Dans des circonstances plus classiques, la préservation de l’équilibre ou de l’économie générale du contrat constitue la limite posée aux discussions en cours d’année. Aujourd’hui, au regard des bouleversements constatés, préserver cet équilibre ou cette économie pourrait bel et bien apparaître moins comme la limite, que comme le motif de la renégociation. En présence d’un chiffre d’affaires manifestement éloigné des prévisions ou d’une impossibilité de fait pour le distributeur de respecter les engagements pris en contrepartie de la dégradation tarifaire convenue, les prochaines discussions ne connaîtront plus pour limite un équilibre ou une économie perdus de fait.

Mais, au-delà de ces deux considérations, les parties veilleront à respecter les stipulations contractuelles visant l’adaptation de leur accord ainsi que les principes légaux tenant aux modalités selon lesquelles elles initieront et mèneront leurs discussions. Là résideront probablement les marqueurs de ces négociations atypiques. Ces fondements sont ceux posés par l’article L.442-1 du Code de commerce, précisément ses deux dispositions-chapeaux issues de la récente réforme, celles qui appellent la sanction de toute pratique visant à :

  • obtenir ou tenter d’obtenir un avantage sans contrepartie ou une contrepartie manifestement disproportionnée ;
  • soumettre ou tenter de soumettre l’autre partie à des obligations créant un déséquilibre significatif.

« S’il est admis que la modification substantielle du contexte puisse justifier la remise en cause des conditions financières négociées dans la convention annuelle, encore faut-il que ces conditions aient été réellement discutées et négociées entre les parties et non imposées unilatéralement », nous rappelle la cour d’appel de Paris.

Les dispositions du droit des pratiques restrictives de concurrence encadreront donc nécessairement les prochaines discussions. Elles pourraient être opposées à la partie qui refuserait une telle discussion en présence pourtant d’un nécessaire rééquilibrage de l’économie de la convention, comme elles sont d’ailleurs invoquées en cas de variation manifeste des cours de matières premières...

Enfin, l’article L.442-3 du Code de commerce qui prohibe la rétroactivité des accords devra être ménagé, malgré la difficulté d’adapter une convention annuelle pour le seul avenir (quid des engagements initiaux qui n’auront pas été tenus ?) en présence de modalités de calcul des avantages différés sur la base du chiffre d’affaires annuel.

Les deux options en vue de retrouver l’équilibre et l’économie de la relation commerciale

Au-delà des discussions habituelles qui résultent de motifs généralement liés au cours des matières premières ou à la modification des budgets promotionnels, les parties pourraient donc être amenées à travailler ensemble au retour à l’équilibre et à l’économie de leur relation commerciale tels que projetés initialement. Cet objectif pourrait être retenu par la CEPC dans sa prochaine recommandation.
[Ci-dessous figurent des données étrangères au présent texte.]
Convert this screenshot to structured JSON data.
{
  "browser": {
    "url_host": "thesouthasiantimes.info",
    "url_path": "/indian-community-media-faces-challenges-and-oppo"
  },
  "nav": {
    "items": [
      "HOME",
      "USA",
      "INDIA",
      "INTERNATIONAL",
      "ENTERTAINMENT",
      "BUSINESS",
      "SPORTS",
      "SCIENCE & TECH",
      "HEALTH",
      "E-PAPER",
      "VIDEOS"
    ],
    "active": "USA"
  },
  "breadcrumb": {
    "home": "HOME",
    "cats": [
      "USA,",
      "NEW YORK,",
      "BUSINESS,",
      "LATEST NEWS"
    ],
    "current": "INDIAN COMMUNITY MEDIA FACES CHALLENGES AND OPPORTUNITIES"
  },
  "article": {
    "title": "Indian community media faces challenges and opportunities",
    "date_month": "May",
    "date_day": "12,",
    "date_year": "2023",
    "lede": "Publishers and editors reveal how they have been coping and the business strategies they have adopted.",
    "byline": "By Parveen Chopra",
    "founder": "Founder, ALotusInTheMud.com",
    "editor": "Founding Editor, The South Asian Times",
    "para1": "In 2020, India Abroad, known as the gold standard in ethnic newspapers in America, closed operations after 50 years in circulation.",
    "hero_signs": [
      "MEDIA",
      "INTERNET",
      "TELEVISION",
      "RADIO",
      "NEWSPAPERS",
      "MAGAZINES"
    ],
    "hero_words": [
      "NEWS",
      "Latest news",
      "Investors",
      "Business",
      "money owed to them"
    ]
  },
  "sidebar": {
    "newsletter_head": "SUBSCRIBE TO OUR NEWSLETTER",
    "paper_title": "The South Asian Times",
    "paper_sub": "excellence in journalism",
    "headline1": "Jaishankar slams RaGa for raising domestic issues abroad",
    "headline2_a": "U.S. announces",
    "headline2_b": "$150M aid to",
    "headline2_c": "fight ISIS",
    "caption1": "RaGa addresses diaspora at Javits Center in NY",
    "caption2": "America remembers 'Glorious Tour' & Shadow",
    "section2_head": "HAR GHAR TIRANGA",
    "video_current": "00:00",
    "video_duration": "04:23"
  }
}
A ce titre, les interprétations seront probablement nombreuses pour appréhender ce que recouvrent ces notions d’équilibre ou d’économie de la relation commerciale.

L’adaptation de la convention en vue de maintenir le " prix convenu" :

Une première piste consistera à préserver l’accord acquis et précisément la stabilité du "prix convenu" (cad du prix 3xnet). Cette notion est devenue centrale dans la construction de la convention récapitulative et du plan d’affaires, notamment lorsque les produits relèvent de la catégorie des PGC soumis aux dispositions de l’article L.441-4 du Code de commerce. Dans cette hypothèse, les parties travailleront ensemble à adapter les contreparties justifiant l’allocation globale des avantages économiques à l’acheteur.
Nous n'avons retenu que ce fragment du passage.